One chick pip’d and I was watching through the little plastic windows for his progress. The protective membrane was dried out and I knew he would have a hard time hatching. I gave in after a while and helped him with the membrane and shell—which experienced hatchers will tell you is a big no-no. I couldn’t help myself. I felt bad that my daughter had created a dry environment that contributed to his struggle.
Experienced hatchers would have been right – it was too soon to help him out of the shell. There was some blood, and his yolk sac wasn’t fully sucked up. His abdomen wasn’t properly closed up. I held him in my hands for a moment and my heart felt heavy. Here was this little life that I was shepherding and everything possible had gone wrong – at the hands of us humans.

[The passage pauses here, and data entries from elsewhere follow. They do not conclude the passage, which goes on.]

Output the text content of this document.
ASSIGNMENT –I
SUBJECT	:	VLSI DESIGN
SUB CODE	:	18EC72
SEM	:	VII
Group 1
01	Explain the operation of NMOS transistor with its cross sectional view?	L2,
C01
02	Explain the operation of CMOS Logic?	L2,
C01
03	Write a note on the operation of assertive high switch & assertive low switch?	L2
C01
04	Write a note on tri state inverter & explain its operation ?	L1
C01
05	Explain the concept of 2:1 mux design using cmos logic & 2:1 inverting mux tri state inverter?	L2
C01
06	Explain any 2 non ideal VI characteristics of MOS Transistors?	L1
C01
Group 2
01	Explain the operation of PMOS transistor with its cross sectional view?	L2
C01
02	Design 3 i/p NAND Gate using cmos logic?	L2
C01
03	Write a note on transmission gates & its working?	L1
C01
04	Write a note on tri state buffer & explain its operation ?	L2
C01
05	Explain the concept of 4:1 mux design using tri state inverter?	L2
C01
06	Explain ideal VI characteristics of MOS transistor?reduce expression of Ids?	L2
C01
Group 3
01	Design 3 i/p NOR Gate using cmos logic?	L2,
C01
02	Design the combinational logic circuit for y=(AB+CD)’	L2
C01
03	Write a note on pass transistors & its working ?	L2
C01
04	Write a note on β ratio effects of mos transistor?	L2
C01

I laid him on a paper towel and gently put him back in the incubator to stay warm. I was conflicted between whether he was in misery that I was supposed to end or whether he was a fighter and I shouldn’t do any more harm. You know what I did? I prayed over that little chick. God knows how He made chickens grow, and He knew more than I did about that little baby.
I simply asked him to either take the chick quickly so he didn’t suffer or to let his little body close up and for him to be a healthy, happy chick. But I let God decide. I did the dishes and then it was time for our grocery pick-up. Off to town we went.
Fast forward a couple of hours, and I hear the sweetest little chirping coming from the incubator. I kind of thought one of the other two eggs must have hatched, but I inched closer and peeked through the window. It was the little chick I helped!
He was up and running around. I was shocked. I let him spend the night in the incubator without opening it. In the morning, he was the rest of the way dry and you couldn’t even tell he had a rough start to life. I scooped him out and put him in the brooder with the other chicks. Later, I regretted not getting a picture of him by himself, because now I can’t tell which one he is.
The point: this earth is God’s creation, and He cares deeply for it. He didn’t look at what He created and call it good for no reason. We serve a God that knows and sees and is moved by our prayers. Nothing is too small or too big to take before our good, good God.